I’m not going to criticize anyone for meat-eating or bestiality. Meat is delicious, and no hippie can ever convince me to part with it. But I also recognize that once I’ve allowed the morality of eating dead animals, I have to concede the morality of fucking live ones. After all, would you rather be fucked, or eaten? Exactly.
As the famous philosopher Peter Singer put it, “We copulate, as animals do. They have penises and vaginas, as we do, and the fact that the vagina of a calf can be sexually satisfying to a man shows how similar these organs are.”
Give the man some credit. I’m not about to put my penis anywhere near a calf vagina, but I also understand how lonely it gets in parts of, say, Iowa. According to the most authoritative sex survey, 8% of men and 3.5% of women have been lonely enough to mount, or be mounted by, one of our animal cousins at least once. Fucking, like eating, is a natural drive.
But you know where I draw the line? Fucking, then eating. Bioethicist Leon Kass has spoken of “the wisdom of repugnance” — which means, in layman’s terms, that if something sounds fucking disgusting, it is probably fucking wrong. And “fucking wrong” is exactly the phrase that jumped to mind when I read an article called “The Cook, the Beast, the Vice and its Lover” in a Japanese newspaper:
A disgusting and twisted restaurant in the Tokyo entertainment district of Roppongi is enticing warped rich folk with the opportunity to figuratively have their cake and eat it, too — with animals, according to Jitsuwa Knuckles. [Btw, awesomest reporter name ever.]
Roppongi's bestiality restaurant is being regarded by its main nouveau riche patronage of young company presidents and venture capitalists as a decadent practice only possible among the wealthy.
An informer named only M tells the paper how she was invited into the basement restaurant by a wealthy lawyer:
“After we got into the main restaurant, an employee escorted us down to the basement,” M says. “The walls were pitch black and the floor covered in a blood red carpet, so I guess the place must be a refurbished S&M club.”
Once the customer feels prepared, they will be presented with beast of their choice. In the lawyer's case, it was a sow.
Once the lawyer had finished porking the pig, the couple returned to the first floor and sat at a table to dine. M says she was totally shocked when staff members carried in roast pork — made of the same sow the lawyer had earlier been with.

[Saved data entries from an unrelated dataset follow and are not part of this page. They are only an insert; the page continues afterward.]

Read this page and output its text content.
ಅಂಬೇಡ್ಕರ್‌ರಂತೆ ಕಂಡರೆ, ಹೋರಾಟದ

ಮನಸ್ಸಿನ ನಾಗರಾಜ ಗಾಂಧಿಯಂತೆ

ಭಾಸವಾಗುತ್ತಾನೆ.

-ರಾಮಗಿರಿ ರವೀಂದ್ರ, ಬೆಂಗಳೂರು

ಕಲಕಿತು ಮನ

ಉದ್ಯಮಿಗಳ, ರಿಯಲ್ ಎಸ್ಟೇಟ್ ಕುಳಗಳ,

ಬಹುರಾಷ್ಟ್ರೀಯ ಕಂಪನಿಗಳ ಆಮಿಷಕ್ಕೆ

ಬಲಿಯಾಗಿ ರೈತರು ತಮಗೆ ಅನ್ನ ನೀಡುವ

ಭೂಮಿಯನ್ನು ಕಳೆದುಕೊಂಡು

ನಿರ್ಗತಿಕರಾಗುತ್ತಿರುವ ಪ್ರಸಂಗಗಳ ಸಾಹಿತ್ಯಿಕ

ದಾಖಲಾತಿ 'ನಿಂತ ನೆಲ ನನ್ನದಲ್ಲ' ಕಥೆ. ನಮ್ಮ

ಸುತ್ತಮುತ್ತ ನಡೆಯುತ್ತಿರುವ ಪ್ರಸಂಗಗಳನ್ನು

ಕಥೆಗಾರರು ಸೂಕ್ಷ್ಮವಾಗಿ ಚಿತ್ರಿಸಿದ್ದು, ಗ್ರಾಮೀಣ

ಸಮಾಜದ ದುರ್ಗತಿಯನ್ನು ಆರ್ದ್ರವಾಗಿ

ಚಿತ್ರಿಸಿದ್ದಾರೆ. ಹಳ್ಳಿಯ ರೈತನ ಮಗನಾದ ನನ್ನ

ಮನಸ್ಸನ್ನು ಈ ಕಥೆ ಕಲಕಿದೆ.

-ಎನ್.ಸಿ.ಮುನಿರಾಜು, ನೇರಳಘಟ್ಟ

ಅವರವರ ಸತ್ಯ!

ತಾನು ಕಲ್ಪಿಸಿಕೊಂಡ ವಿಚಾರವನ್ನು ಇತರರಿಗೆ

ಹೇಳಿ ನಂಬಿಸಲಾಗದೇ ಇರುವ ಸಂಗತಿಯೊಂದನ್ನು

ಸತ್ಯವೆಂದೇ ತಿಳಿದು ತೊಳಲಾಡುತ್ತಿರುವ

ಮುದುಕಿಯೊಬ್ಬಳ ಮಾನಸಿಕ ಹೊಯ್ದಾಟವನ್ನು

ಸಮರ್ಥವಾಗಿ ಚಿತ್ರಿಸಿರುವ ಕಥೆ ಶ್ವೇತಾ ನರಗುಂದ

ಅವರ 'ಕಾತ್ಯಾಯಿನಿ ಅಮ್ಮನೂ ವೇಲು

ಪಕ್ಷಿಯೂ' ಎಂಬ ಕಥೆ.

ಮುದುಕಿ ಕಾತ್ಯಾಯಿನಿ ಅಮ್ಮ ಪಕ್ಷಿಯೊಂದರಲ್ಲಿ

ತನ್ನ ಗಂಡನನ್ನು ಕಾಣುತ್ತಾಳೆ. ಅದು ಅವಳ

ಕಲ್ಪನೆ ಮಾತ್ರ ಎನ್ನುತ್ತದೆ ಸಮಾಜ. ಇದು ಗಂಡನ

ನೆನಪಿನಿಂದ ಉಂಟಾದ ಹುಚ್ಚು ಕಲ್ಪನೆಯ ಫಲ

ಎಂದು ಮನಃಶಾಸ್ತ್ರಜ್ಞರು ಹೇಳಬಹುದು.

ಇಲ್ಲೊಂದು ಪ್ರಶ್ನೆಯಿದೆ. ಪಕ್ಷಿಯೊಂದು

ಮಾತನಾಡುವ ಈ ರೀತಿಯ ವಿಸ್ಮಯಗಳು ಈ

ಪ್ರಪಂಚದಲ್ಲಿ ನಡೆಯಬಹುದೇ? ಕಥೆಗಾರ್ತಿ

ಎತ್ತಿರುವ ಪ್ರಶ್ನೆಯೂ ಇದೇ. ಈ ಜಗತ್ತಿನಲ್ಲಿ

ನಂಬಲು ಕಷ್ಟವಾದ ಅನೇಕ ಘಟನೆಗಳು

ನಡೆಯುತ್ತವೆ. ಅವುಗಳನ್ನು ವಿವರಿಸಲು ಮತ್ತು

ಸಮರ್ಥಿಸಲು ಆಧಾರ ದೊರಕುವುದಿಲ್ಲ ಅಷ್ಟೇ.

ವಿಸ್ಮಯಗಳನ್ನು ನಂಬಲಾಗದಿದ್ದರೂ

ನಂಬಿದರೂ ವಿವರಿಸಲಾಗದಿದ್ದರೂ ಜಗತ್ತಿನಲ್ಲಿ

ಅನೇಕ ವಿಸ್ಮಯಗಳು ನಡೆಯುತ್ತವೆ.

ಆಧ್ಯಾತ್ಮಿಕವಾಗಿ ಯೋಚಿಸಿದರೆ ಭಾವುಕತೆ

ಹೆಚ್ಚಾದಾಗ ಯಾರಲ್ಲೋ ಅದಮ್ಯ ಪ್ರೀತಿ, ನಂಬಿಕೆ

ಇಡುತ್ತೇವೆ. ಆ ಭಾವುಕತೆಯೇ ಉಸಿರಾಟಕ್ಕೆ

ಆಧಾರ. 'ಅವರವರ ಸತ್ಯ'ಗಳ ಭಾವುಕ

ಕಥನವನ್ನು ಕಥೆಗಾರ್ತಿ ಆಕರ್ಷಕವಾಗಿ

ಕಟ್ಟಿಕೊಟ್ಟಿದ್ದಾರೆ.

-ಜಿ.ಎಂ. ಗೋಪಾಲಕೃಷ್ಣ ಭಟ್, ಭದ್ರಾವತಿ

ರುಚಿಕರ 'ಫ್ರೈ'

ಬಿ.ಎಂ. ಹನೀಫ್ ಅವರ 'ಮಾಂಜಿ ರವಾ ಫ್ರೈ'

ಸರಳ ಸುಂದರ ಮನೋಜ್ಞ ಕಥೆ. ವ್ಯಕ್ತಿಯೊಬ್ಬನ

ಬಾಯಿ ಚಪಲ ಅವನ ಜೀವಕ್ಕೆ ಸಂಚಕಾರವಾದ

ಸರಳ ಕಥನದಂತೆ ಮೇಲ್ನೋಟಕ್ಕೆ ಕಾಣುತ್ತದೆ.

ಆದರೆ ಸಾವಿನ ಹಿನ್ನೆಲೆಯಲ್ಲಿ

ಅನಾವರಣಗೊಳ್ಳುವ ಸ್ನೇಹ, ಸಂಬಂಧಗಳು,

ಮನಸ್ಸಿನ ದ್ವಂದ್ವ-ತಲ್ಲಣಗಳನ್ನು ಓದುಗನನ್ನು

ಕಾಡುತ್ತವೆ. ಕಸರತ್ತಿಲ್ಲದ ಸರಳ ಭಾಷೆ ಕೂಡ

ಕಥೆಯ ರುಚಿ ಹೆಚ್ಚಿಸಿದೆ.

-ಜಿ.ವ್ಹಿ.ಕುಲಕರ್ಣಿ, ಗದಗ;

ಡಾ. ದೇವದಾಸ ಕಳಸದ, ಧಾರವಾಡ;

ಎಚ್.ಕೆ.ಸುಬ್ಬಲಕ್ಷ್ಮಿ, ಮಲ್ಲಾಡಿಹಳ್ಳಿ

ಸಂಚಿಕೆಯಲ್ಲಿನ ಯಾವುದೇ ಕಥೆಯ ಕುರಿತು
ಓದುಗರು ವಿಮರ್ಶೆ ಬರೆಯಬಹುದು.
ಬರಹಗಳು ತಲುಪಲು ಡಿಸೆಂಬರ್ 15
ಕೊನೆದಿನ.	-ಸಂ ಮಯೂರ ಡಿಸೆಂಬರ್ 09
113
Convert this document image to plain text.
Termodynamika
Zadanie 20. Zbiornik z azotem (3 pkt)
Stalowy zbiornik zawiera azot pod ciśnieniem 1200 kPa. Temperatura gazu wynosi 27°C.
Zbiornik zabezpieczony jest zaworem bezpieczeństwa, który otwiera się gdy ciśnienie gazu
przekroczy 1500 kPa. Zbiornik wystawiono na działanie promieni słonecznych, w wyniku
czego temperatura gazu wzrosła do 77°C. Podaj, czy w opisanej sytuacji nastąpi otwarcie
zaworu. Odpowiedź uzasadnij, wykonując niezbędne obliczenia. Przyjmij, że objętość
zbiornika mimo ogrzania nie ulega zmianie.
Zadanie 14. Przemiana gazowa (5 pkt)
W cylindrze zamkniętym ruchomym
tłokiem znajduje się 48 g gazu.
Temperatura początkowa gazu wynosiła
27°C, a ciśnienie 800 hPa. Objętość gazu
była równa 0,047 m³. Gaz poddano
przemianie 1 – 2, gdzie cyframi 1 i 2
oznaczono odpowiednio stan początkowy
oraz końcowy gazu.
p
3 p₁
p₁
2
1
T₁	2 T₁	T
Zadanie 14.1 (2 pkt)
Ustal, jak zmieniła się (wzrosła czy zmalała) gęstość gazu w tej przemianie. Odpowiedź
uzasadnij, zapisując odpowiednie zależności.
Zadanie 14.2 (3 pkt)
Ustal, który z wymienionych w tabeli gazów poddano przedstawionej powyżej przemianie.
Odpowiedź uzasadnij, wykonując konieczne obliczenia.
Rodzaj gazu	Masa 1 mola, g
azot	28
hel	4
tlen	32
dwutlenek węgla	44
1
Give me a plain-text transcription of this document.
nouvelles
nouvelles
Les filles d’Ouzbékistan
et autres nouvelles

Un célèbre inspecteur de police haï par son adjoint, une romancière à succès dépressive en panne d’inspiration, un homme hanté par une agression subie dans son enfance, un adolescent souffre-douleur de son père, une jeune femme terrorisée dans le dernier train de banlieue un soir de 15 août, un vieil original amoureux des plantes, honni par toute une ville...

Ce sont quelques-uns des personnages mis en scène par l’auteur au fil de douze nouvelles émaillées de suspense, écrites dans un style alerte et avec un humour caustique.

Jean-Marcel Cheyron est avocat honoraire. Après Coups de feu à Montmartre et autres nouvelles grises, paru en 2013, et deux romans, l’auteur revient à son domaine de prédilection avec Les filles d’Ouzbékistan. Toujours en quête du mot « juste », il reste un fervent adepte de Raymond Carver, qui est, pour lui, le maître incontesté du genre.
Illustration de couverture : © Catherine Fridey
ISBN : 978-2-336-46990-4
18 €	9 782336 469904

“I was about to vomit,” M says. “It was the same pig that had been squealing just moments before. Now, it had been roasted whole. I managed to avoid eating it by only having salad.”
I don’t even know what to say. I’m not even going to make the mandatory “porking your pork” joke. I can only imagine that a restaurant like that provides the ultimate thrill in sadism, because even if you enjoy physically hurting someone during sex, even if you plan on killing them afterwards and dumping them in the river, it’s not very often that you get to lean over and snarl into the ear of your unwilling partner: “Take it, bitch — and afterwards, I’m going to fucking eat you. With a side of couscousssssssss.” Maybe it sounds sexier in Japanese.
I’m just going to throw this out there: Japan is the country that has given us tentacle-rape porn, used-schoolgirl-panty vending machines, and Hello Kitty. It is also, incidentally, the only country that has ever suffered nuclear warfare.
Which leads me to what I’m going to call Derrick’s Law of International Relations. Either nuke a country off the face of the Earth, rendering it a permanently uninhabitable, radiation-strewn wasteland — or don’t even bother trying.
But do not — do not — conduct half-assed nuclear war. In all of human history, there is a 100% correlation between half-assed nuclear war and disgusting sexuality (including bestiality restaurants). When you pussy out of nuclear destruction, you’re not only victimizing the people of your target nation. You’re victimizing everyone else who’s forced to hear about the pork-fucking exploits of those people’s descendants for the next century.